The opening alone resonates, who would not want to just stop reading the news altogether when reports keep announcing the deaths caused by relentless bombings in the Middle East, announcing deaths of unnamed suspects resisting arrest and innocents being dehumanized when labeled as “collateral damage”.
Bono sings on, about killings that took place years ago in a different setting, in a different continent altogether. It makes me ponder on how little the world has changed notwithstanding the technological advances we experience. Hate and violence remain constant.
“And it’s true we are immune when fact is fiction and TV reality, and today the millions cry we eat and drink while tomorrow they die”.

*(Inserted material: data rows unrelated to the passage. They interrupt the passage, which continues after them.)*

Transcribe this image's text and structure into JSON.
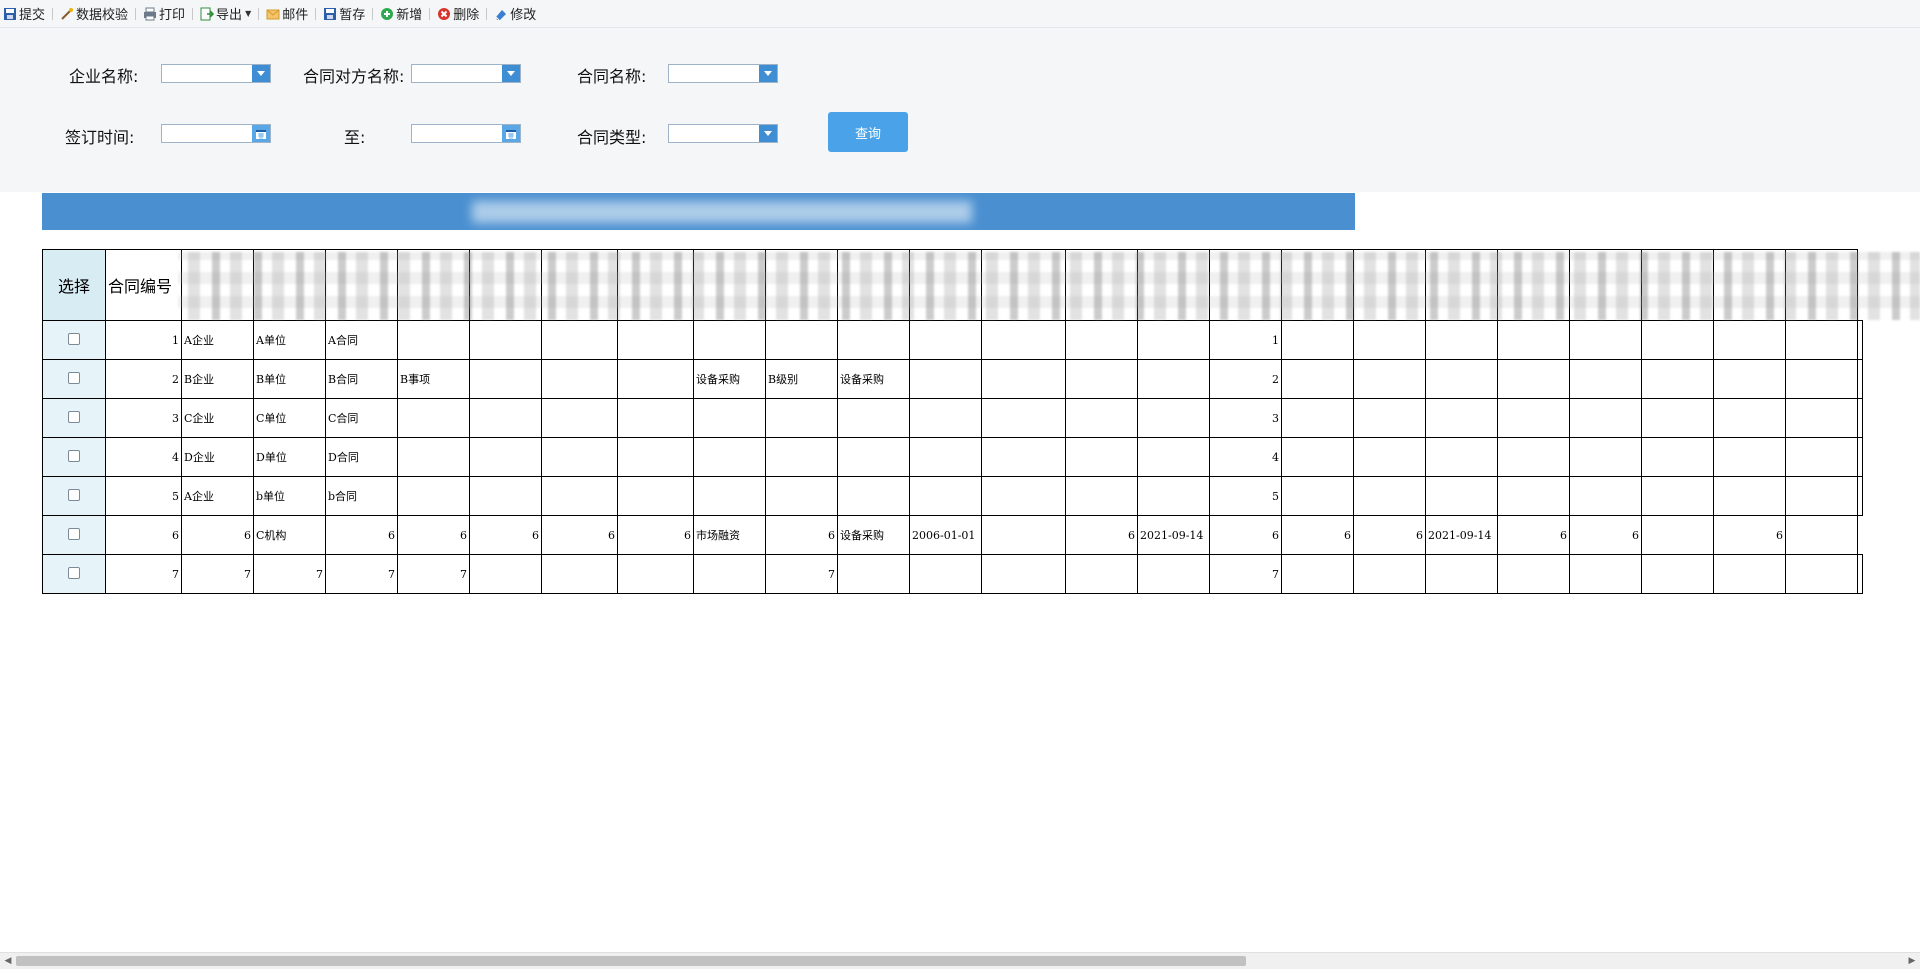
{
  "toolbar": {
    "submit": "提交",
    "validate": "数据校验",
    "print": "打印",
    "export": "导出",
    "mail": "邮件",
    "save_draft": "暂存",
    "add": "新增",
    "delete": "删除",
    "edit": "修改"
  },
  "filters": {
    "company_label": "企业名称:",
    "counterparty_label": "合同对方名称:",
    "contract_name_label": "合同名称:",
    "sign_date_label": "签订时间:",
    "to_label": "至:",
    "contract_type_label": "合同类型:",
    "query_button": "查询"
  },
  "table": {
    "headers": {
      "select": "选择",
      "contract_no": "合同编号"
    },
    "rows": [
      [
        "1",
        "A企业",
        "A单位",
        "A合同",
        "",
        "",
        "",
        "",
        "",
        "",
        "",
        "",
        "",
        "",
        "",
        "1",
        "",
        "",
        "",
        "",
        "",
        "",
        "",
        "",
        ""
      ],
      [
        "2",
        "B企业",
        "B单位",
        "B合同",
        "B事项",
        "",
        "",
        "",
        "设备采购",
        "B级别",
        "设备采购",
        "",
        "",
        "",
        "",
        "2",
        "",
        "",
        "",
        "",
        "",
        "",
        "",
        "",
        ""
      ],
      [
        "3",
        "C企业",
        "C单位",
        "C合同",
        "",
        "",
        "",
        "",
        "",
        "",
        "",
        "",
        "",
        "",
        "",
        "3",
        "",
        "",
        "",
        "",
        "",
        "",
        "",
        "",
        ""
      ],
      [
        "4",
        "D企业",
        "D单位",
        "D合同",
        "",
        "",
        "",
        "",
        "",
        "",
        "",
        "",
        "",
        "",
        "",
        "4",
        "",
        "",
        "",
        "",
        "",
        "",
        "",
        "",
        ""
      ],
      [
        "5",
        "A企业",
        "b单位",
        "b合同",
        "",
        "",
        "",
        "",
        "",
        "",
        "",
        "",
        "",
        "",
        "",
        "5",
        "",
        "",
        "",
        "",
        "",
        "",
        "",
        "",
        ""
      ],
      [
        "6",
        "6",
        "C机构",
        "6",
        "6",
        "6",
        "6",
        "6",
        "市场融资",
        "6",
        "设备采购",
        "2006-01-01",
        "",
        "6",
        "2021-09-14",
        "6",
        "6",
        "6",
        "2021-09-14",
        "6",
        "6",
        "",
        "6",
        ""
      ],
      [
        "7",
        "7",
        "7",
        "7",
        "7",
        "",
        "",
        "",
        "",
        "7",
        "",
        "",
        "",
        "",
        "",
        "7",
        "",
        "",
        "",
        "",
        "",
        "",
        "",
        "",
        ""
      ]
    ]
  }
}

Nowadays “TV” in the second line can easily be interchanged with “social media,” where people seem to thrive living a double life, a make believe reality that can be manipulated to convey a perfect life, to make others believe all is well. It seems to be the perfect vehicle to control perception and distort the truth. I thoroughly understand why some people I know refuse to join the social-media bandwagon, avoiding unwanted attention.
Half-truths and outright lies here and abroad, and their power, have forcefully come to the fore in 2016. Truth has consistently been collateral damage. Discerning it in the sea of disinformation will be everybody’s challenge this year, although I feel that the thinking man has better tools now to do so. I, therefore, resolve to uphold the truth and treasure lessons from the past.
My sincere wish for 2017 is for it to be a more humane year, more truthful and meaningful; and may all of us be agents of mercy and goodwill around us.